D'après les mesures, la Terre absorberait toujours plus d'énergie solaire... mais les océans de moins en moins. Une énorme quantité de chaleur se cacherait donc quelque part. Où ? Le débat est lancé.

Kevin Trenberth a beau faire et refaire ses calculs, décidément, quelque chose ne colle pas. Pourtant, il le sait, s'il est une loi de la physique qui n'a jamais été prise en défaut, c'est bien celle de la conservation de l'énergie. Elle stipule que l'énergie ne peut être ni créée, ni détruite : elle peut juste changer de forme. Et il ne s'agit pas là d'une loi anodine, mais du premier principe de la thermodynamique. Or, la Terre, isolée par le vide de l'espace et chauffée par le Soleil, est la candidate idéale pour valider ce sacro-saint principe.
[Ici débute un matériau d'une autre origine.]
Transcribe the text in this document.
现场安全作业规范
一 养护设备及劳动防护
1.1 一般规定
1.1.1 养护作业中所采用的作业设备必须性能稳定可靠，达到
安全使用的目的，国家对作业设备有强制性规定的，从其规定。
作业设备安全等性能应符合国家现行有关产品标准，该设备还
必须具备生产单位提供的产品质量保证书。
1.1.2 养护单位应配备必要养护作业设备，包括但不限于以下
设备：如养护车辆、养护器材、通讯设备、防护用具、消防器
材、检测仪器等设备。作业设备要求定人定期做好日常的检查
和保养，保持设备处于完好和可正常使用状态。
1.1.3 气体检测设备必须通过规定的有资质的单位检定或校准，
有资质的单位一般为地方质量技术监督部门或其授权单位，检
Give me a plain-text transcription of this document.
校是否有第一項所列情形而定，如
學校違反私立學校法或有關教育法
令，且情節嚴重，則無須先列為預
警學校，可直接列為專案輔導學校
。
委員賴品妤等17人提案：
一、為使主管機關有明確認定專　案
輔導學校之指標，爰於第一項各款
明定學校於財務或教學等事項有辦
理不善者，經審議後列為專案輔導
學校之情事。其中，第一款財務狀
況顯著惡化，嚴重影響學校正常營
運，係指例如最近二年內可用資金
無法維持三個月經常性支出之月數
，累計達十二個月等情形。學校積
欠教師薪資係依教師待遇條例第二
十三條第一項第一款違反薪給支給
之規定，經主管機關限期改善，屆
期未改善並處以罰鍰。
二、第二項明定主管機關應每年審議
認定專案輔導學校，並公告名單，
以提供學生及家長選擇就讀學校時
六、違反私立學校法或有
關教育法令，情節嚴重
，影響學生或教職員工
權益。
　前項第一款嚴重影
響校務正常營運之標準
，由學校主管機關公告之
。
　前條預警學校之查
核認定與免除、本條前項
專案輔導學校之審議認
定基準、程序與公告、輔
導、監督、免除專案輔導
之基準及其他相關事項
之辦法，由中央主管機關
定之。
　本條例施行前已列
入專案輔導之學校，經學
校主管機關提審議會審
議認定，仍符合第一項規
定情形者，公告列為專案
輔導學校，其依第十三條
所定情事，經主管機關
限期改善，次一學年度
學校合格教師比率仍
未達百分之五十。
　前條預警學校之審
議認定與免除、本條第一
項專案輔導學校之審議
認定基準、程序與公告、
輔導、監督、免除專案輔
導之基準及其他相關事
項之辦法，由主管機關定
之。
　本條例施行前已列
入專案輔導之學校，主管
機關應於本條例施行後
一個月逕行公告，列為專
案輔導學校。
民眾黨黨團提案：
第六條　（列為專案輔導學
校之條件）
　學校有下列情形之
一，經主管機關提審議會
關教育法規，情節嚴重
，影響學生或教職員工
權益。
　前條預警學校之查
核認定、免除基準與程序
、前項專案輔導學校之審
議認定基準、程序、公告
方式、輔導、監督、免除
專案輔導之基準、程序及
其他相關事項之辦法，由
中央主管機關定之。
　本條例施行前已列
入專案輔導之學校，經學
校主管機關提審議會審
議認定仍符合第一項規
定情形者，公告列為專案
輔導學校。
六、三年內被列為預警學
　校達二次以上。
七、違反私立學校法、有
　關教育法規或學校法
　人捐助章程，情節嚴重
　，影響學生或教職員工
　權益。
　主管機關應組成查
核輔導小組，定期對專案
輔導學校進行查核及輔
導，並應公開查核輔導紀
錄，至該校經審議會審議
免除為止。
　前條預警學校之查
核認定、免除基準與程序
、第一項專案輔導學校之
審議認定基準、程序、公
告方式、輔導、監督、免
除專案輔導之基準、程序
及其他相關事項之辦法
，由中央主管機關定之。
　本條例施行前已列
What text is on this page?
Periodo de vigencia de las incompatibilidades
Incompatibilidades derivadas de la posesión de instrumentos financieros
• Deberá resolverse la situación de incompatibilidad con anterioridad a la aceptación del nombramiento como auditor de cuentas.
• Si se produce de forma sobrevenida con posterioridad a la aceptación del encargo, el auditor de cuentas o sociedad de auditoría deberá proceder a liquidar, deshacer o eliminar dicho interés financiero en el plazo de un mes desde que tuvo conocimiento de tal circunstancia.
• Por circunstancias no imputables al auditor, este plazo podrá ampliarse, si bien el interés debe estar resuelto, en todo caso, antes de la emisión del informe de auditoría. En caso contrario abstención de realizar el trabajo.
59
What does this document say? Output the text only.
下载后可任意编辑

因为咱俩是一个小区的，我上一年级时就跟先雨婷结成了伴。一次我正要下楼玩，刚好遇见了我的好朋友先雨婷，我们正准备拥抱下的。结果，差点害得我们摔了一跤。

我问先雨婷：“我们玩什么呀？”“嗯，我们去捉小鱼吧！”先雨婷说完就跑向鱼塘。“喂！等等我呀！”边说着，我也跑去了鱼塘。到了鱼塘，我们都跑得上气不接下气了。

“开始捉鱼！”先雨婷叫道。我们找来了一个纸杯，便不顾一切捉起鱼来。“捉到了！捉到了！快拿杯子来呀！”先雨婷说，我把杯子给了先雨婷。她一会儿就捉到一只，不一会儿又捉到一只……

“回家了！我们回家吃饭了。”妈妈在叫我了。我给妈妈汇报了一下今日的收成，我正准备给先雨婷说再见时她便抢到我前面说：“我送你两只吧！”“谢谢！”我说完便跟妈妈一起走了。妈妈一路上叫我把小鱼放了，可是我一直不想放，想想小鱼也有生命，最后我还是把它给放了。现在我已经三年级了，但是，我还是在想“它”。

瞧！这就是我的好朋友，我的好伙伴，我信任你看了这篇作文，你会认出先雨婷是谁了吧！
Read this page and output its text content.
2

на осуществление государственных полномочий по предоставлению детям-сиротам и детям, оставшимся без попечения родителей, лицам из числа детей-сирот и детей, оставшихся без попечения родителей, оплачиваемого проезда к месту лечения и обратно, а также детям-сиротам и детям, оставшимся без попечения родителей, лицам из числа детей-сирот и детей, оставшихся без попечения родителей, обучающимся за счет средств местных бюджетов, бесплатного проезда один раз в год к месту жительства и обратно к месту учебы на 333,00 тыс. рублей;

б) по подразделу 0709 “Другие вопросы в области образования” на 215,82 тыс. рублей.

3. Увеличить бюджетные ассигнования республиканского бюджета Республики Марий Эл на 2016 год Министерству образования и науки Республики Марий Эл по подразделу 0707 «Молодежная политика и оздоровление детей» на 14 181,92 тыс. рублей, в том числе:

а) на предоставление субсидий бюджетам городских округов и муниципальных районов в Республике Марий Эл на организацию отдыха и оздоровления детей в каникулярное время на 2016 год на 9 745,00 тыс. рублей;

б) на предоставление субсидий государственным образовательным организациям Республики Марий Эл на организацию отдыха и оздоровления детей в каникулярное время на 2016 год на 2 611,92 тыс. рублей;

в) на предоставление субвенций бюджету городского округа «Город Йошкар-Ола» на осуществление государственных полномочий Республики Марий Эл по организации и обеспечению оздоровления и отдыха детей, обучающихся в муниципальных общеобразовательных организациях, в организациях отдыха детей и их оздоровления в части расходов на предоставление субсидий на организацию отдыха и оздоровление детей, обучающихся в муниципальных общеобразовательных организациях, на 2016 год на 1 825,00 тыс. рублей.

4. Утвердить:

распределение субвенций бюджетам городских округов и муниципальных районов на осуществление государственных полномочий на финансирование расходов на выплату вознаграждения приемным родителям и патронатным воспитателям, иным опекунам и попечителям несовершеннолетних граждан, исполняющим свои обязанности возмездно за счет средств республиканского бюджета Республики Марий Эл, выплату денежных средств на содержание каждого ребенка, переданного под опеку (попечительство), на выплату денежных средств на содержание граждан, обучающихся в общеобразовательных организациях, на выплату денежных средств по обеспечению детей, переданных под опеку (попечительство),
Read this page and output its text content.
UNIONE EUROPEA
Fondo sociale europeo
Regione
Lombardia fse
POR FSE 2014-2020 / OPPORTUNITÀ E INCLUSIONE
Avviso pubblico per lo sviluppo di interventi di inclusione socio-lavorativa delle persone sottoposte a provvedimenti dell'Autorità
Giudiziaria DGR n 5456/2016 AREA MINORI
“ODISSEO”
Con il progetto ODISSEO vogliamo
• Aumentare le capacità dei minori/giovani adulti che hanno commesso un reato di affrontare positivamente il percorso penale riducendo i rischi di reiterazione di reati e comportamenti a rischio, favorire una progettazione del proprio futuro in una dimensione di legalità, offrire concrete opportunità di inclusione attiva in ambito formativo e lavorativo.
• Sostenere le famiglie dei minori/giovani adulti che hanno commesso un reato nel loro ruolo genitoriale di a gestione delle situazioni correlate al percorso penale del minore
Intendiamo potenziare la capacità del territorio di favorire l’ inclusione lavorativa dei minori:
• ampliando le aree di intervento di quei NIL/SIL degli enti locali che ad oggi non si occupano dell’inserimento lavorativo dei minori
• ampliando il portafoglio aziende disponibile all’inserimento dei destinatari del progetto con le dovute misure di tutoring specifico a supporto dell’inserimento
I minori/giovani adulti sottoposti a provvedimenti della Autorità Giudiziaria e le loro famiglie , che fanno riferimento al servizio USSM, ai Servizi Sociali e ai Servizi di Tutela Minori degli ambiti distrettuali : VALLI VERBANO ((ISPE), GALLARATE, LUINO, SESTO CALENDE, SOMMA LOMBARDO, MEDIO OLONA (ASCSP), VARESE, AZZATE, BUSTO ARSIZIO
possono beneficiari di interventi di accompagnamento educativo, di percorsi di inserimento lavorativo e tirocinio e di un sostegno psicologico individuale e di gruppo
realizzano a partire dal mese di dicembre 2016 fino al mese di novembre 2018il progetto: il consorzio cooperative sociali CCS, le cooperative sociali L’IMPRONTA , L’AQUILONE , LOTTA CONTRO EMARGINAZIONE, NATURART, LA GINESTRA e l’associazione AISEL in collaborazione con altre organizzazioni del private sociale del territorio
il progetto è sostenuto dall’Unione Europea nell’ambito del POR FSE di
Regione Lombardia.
A savoir qu'à l'équilibre, l'énergie que notre planète reçoit de son étoile doit être égale à l'énergie qu'elle réémet vers l'espace.

DE L'ÉNERGIE RESTE PIÉGÉE

À ceci près que d'équilibre, il n'est aujourd'hui plus question : à cause des émissions anthropiques de CO2 et autres gaz à effet de serre, une partie de la chaleur qui devrait retourner vers l'espace reste piégée sur Terre. Un déséquilibre dans le bilan énergétique de notre planète qui explique le réchauffement climatique. Sa détermination est donc cruciale. Or, il suffit pour ce faire d'une simple soustraction : le surplus d'énergie dans le système terrestre est égal à la différence entre ce que la Terre perçoit et ce qu'elle rend. Simple. Seulement voilà : lorsqu'avec John Fasullo, son collègue du National Center for Atmospheric Research (Colorado), Kevin Trenberth tente de faire cette soustraction, le compte n'y est pas !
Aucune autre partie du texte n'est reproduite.